Suivant la présentation de quelques statistiques sur les admissions en médecine, elle a brièvement énoncé quelques limites et critiques relatives aux processus d’admission actuels, en particulier :
- Les lettres de motivation et les tests de personnalité (fiabilité variable) ;
- Les mini-entrevues multiples (MEM) (un ou une personne candidate peut simuler une autre personne que celle qu’elle est réellement et il aurait été démontré que ces mini-entrevues défavorisent certaines communautés ethniques) ;
- Les mesures de dimensions cognitives (bien qu’elles soient reconnues fiables en regard de la réussite des études en médecine, elles demeurent largement insuffisantes) ;
- L’examen CASPer (qu’est-ce que cet examen opéré par une compagnie privée évalue vraiment? Le fait que des étudiants s’y préparent via du mentorat ou des cours de préparation payants n’est pas équitable).

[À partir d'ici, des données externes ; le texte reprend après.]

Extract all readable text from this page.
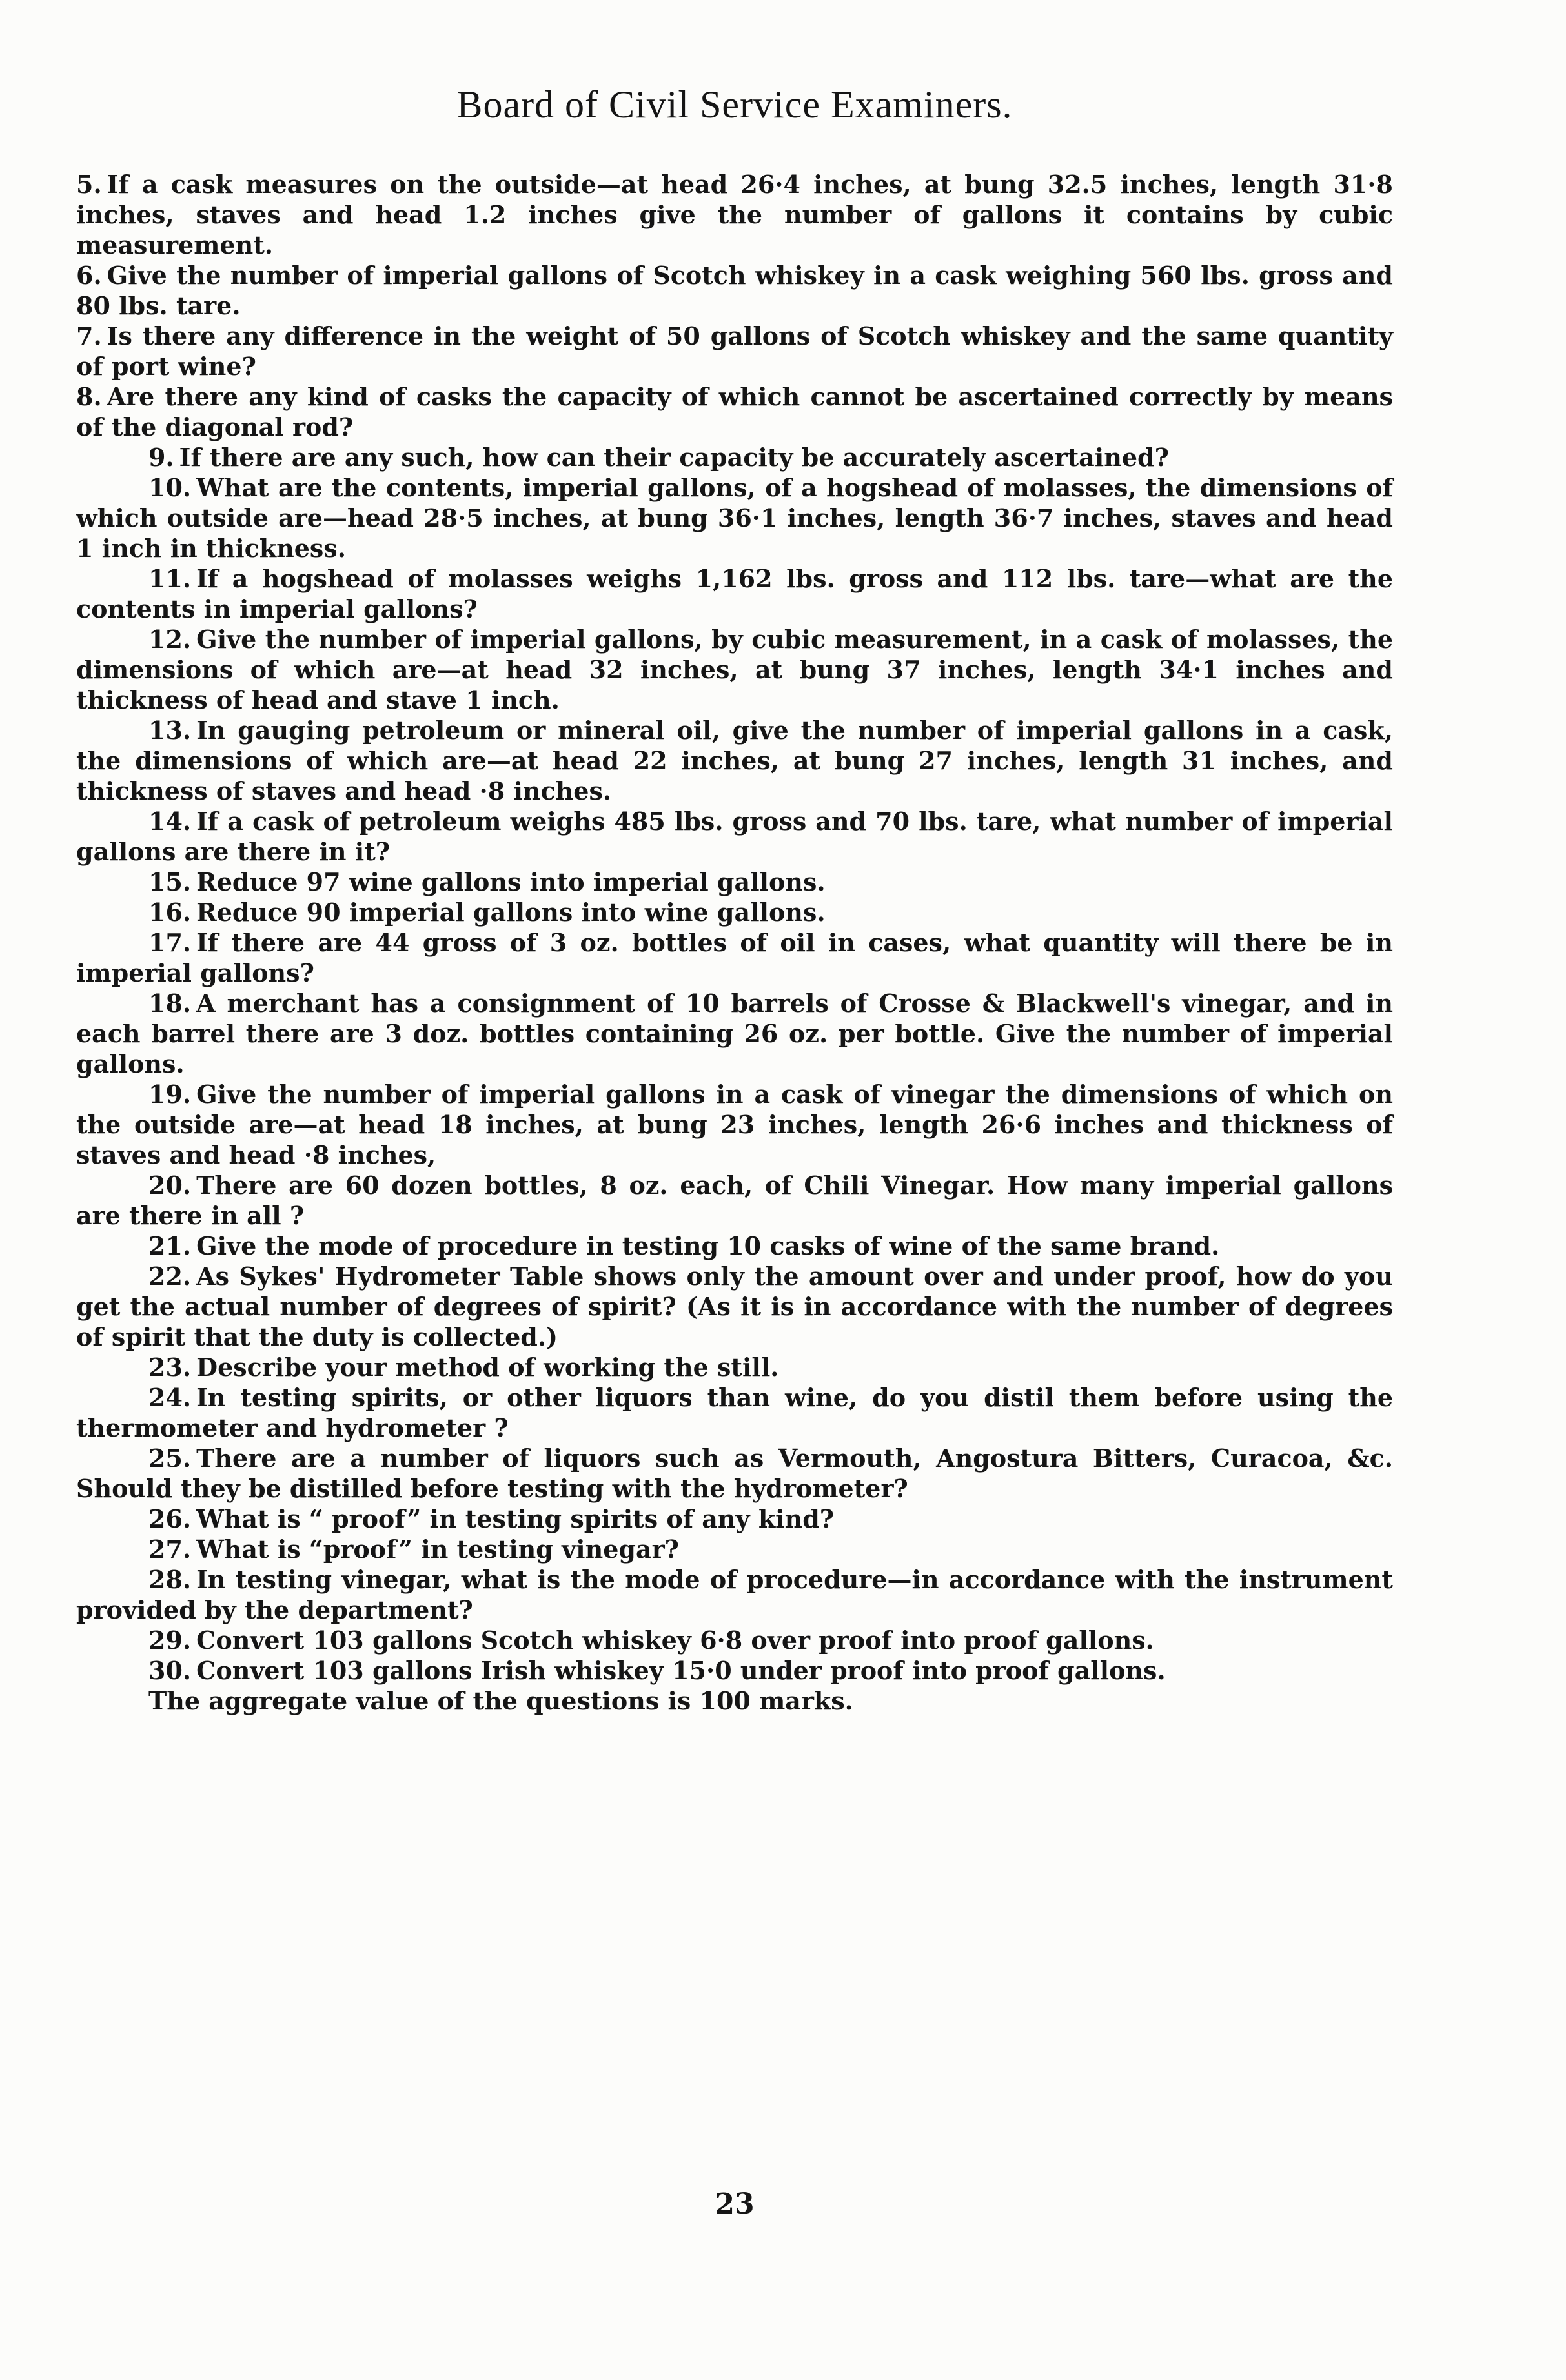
Board of Civil Service Examiners.

5. If a cask measures on the outside—at head 26·4 inches, at bung 32.5 inches, length 31·8 inches, staves and head 1.2 inches give the number of gallons it contains by cubic measurement.

6. Give the number of imperial gallons of Scotch whiskey in a cask weighing 560 lbs. gross and 80 lbs. tare.

7. Is there any difference in the weight of 50 gallons of Scotch whiskey and the same quantity of port wine?

8. Are there any kind of casks the capacity of which cannot be ascertained correctly by means of the diagonal rod?

9. If there are any such, how can their capacity be accurately ascertained?

10. What are the contents, imperial gallons, of a hogshead of molasses, the dimensions of which outside are—head 28·5 inches, at bung 36·1 inches, length 36·7 inches, staves and head 1 inch in thickness.

11. If a hogshead of molasses weighs 1,162 lbs. gross and 112 lbs. tare—what are the contents in imperial gallons?

12. Give the number of imperial gallons, by cubic measurement, in a cask of molasses, the dimensions of which are—at head 32 inches, at bung 37 inches, length 34·1 inches and thickness of head and stave 1 inch.

13. In gauging petroleum or mineral oil, give the number of imperial gallons in a cask, the dimensions of which are—at head 22 inches, at bung 27 inches, length 31 inches, and thickness of staves and head ·8 inches.

14. If a cask of petroleum weighs 485 lbs. gross and 70 lbs. tare, what number of imperial gallons are there in it?

15. Reduce 97 wine gallons into imperial gallons.

16. Reduce 90 imperial gallons into wine gallons.

17. If there are 44 gross of 3 oz. bottles of oil in cases, what quantity will there be in imperial gallons?

18. A merchant has a consignment of 10 barrels of Crosse & Blackwell's vinegar, and in each barrel there are 3 doz. bottles containing 26 oz. per bottle. Give the number of imperial gallons.

19. Give the number of imperial gallons in a cask of vinegar the dimensions of which on the outside are—at head 18 inches, at bung 23 inches, length 26·6 inches and thickness of staves and head ·8 inches,

20. There are 60 dozen bottles, 8 oz. each, of Chili Vinegar. How many imperial gallons are there in all ?

21. Give the mode of procedure in testing 10 casks of wine of the same brand.

22. As Sykes' Hydrometer Table shows only the amount over and under proof, how do you get the actual number of degrees of spirit? (As it is in accordance with the number of degrees of spirit that the duty is collected.)

23. Describe your method of working the still.

24. In testing spirits, or other liquors than wine, do you distil them before using the thermometer and hydrometer ?

25. There are a number of liquors such as Vermouth, Angostura Bitters, Curacoa, &c. Should they be distilled before testing with the hydrometer?

26. What is “ proof” in testing spirits of any kind?

27. What is “proof” in testing vinegar?

28. In testing vinegar, what is the mode of procedure—in accordance with the instrument provided by the department?

29. Convert 103 gallons Scotch whiskey 6·8 over proof into proof gallons.

30. Convert 103 gallons Irish whiskey 15·0 under proof into proof gallons.

The aggregate value of the questions is 100 marks.

23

Selon Pre Nathalie Loye, la littérature démontre qu’à partir du moment qu’elles sont admises dans un programme de médecine, les personnes étudiantes peuvent toutes réussir. Qu’elles fassent partie des très bonnes candidatures ou des excellentes candidatures ne fait plus de différence. Ainsi, Pre Loye terminait en demandant si, à partir de l’établissement d’un seuil minimal, les dossiers à admettre dans les programmes de formation en santé ne pourraient-ils pas être tirés au sort?

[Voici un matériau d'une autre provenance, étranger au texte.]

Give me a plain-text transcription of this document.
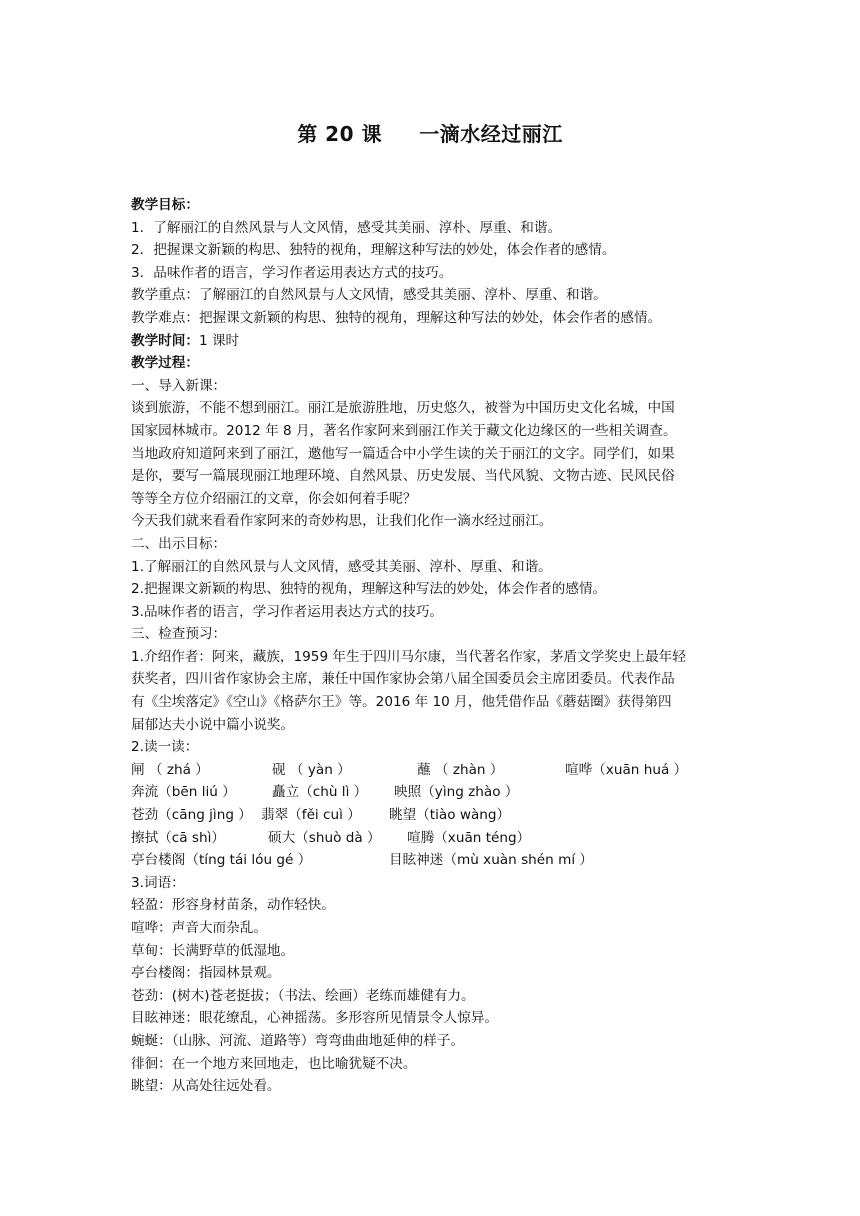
第 20 课     一滴水经过丽江
教学目标：
1．了解丽江的自然风景与人文风情，感受其美丽、淳朴、厚重、和谐。
2．把握课文新颖的构思、独特的视角，理解这种写法的妙处，体会作者的感情。
3．品味作者的语言，学习作者运用表达方式的技巧。
教学重点：了解丽江的自然风景与人文风情，感受其美丽、淳朴、厚重、和谐。
教学难点：把握课文新颖的构思、独特的视角，理解这种写法的妙处，体会作者的感情。
教学时间：1 课时
教学过程：
一、导入新课：
谈到旅游，不能不想到丽江。丽江是旅游胜地，历史悠久，被誉为中国历史文化名城，中国
国家园林城市。2012 年 8 月，著名作家阿来到丽江作关于藏文化边缘区的一些相关调查。
当地政府知道阿来到了丽江，邀他写一篇适合中小学生读的关于丽江的文字。同学们，如果
是你，要写一篇展现丽江地理环境、自然风景、历史发展、当代风貌、文物古迹、民风民俗
等等全方位介绍丽江的文章，你会如何着手呢？
今天我们就来看看作家阿来的奇妙构思，让我们化作一滴水经过丽江。
二、出示目标：
1.了解丽江的自然风景与人文风情，感受其美丽、淳朴、厚重、和谐。
2.把握课文新颖的构思、独特的视角，理解这种写法的妙处，体会作者的感情。
3.品味作者的语言，学习作者运用表达方式的技巧。
三、检查预习：
1.介绍作者：阿来，藏族，1959 年生于四川马尔康，当代著名作家，茅盾文学奖史上最年轻
获奖者，四川省作家协会主席，兼任中国作家协会第八届全国委员会主席团委员。代表作品
有《尘埃落定》《空山》《格萨尔王》等。2016 年 10 月，他凭借作品《蘑菇圈》获得第四
届郁达夫小说中篇小说奖。
2.读一读：
闸 （ zhá ）	砚 （ yàn ）	蘸 （ zhàn ）	喧哗（xuān huá ）
奔流（bēn liú ）	矗立（chù lì ） 映照（yìng zhào ）
苍劲（cāng jìng ） 翡翠（fěi cuì ） 眺望（tiào wàng）
擦拭（cā shì）	硕大（shuò dà ） 喧腾（xuān téng）
亭台楼阁（tíng tái lóu gé ）	目眩神迷（mù xuàn shén mí ）
3.词语：
轻盈：形容身材苗条，动作轻快。
喧哗：声音大而杂乱。
草甸：长满野草的低湿地。
亭台楼阁：指园林景观。
苍劲：(树木)苍老挺拔；（书法、绘画）老练而雄健有力。
目眩神迷：眼花缭乱，心神摇荡。多形容所见情景令人惊异。
蜿蜒：（山脉、河流、道路等）弯弯曲曲地延伸的样子。
徘徊：在一个地方来回地走，也比喻犹疑不决。
眺望：从高处往远处看。
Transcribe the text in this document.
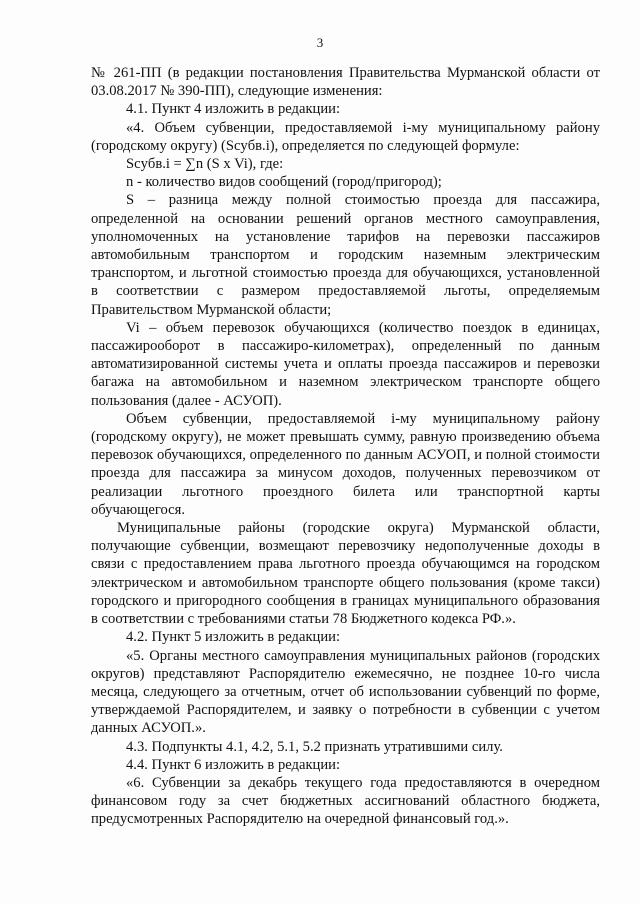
3

№ 261-ПП (в редакции постановления Правительства Мурманской области от 03.08.2017 № 390-ПП), следующие изменения:

4.1. Пункт 4 изложить в редакции:

«4. Объем субвенции, предоставляемой i-му муниципальному району (городскому округу) (Scyбв.i), определяется по следующей формуле:

Scyбв.i = ∑n (S x Vi), где:

n - количество видов сообщений (город/пригород);

S – разница между полной стоимостью проезда для пассажира, определенной на основании решений органов местного самоуправления, уполномоченных на установление тарифов на перевозки пассажиров автомобильным транспортом и городским наземным электрическим транспортом, и льготной стоимостью проезда для обучающихся, установленной в соответствии с размером предоставляемой льготы, определяемым Правительством Мурманской области;

Vi – объем перевозок обучающихся (количество поездок в единицах, пассажирооборот в пассажиро-километрах), определенный по данным автоматизированной системы учета и оплаты проезда пассажиров и перевозки багажа на автомобильном и наземном электрическом транспорте общего пользования (далее - АСУОП).

Объем субвенции, предоставляемой i-му муниципальному району (городскому округу), не может превышать сумму, равную произведению объема перевозок обучающихся, определенного по данным АСУОП, и полной стоимости проезда для пассажира за минусом доходов, полученных перевозчиком от реализации льготного проездного билета или транспортной карты обучающегося.

Муниципальные районы (городские округа) Мурманской области, получающие субвенции, возмещают перевозчику недополученные доходы в связи с предоставлением права льготного проезда обучающимся на городском электрическом и автомобильном транспорте общего пользования (кроме такси) городского и пригородного сообщения в границах муниципального образования в соответствии с требованиями статьи 78 Бюджетного кодекса РФ.».

4.2. Пункт 5 изложить в редакции:

«5. Органы местного самоуправления муниципальных районов (городских округов) представляют Распорядителю ежемесячно, не позднее 10-го числа месяца, следующего за отчетным, отчет об использовании субвенций по форме, утверждаемой Распорядителем, и заявку о потребности в субвенции с учетом данных АСУОП.».

4.3. Подпункты 4.1, 4.2, 5.1, 5.2 признать утратившими силу.

4.4. Пункт 6 изложить в редакции:

«6. Субвенции за декабрь текущего года предоставляются в очередном финансовом году за счет бюджетных ассигнований областного бюджета, предусмотренных Распорядителю на очередной финансовый год.».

L’idée de ce scénario a provoqué de vives réactions chez nos collègues Européens.
Nathalie Loye lui conférait pourtant quelques possibles avantages :
- Toutes les candidatures qui rencontrent les exigences minimales auraient une chance égale d’être tirées ;
- Les personnes étudiantes seraient probablement moins affectées par un échec qui relève du hasard et pas de leurs attributs personnels ;
- La procédure permet une meilleure représentativité et diversité.
Il était toutefois admis que :
- Le fait que les personnes étudiantes n’aient aucun contrôle sur le résultat pourrait potentiellement avoir un impact négatif sur leur motivation.
À partir de ce point, les inconforts réfèrent à nos valeurs. Le réalisme du scénario évoqué semble ainsi particulièrement dépendre des valeurs des décideurs.
Qu’en pensez-vous?
En terminant, Pre Nathalie Loye a rappelé que nous étudions les cohortes de personnes étudiantes ayant été admises au programme de médecine, mais pas celles qui auraient pu mais qui ne l’ont pas été… Matière à réflexion?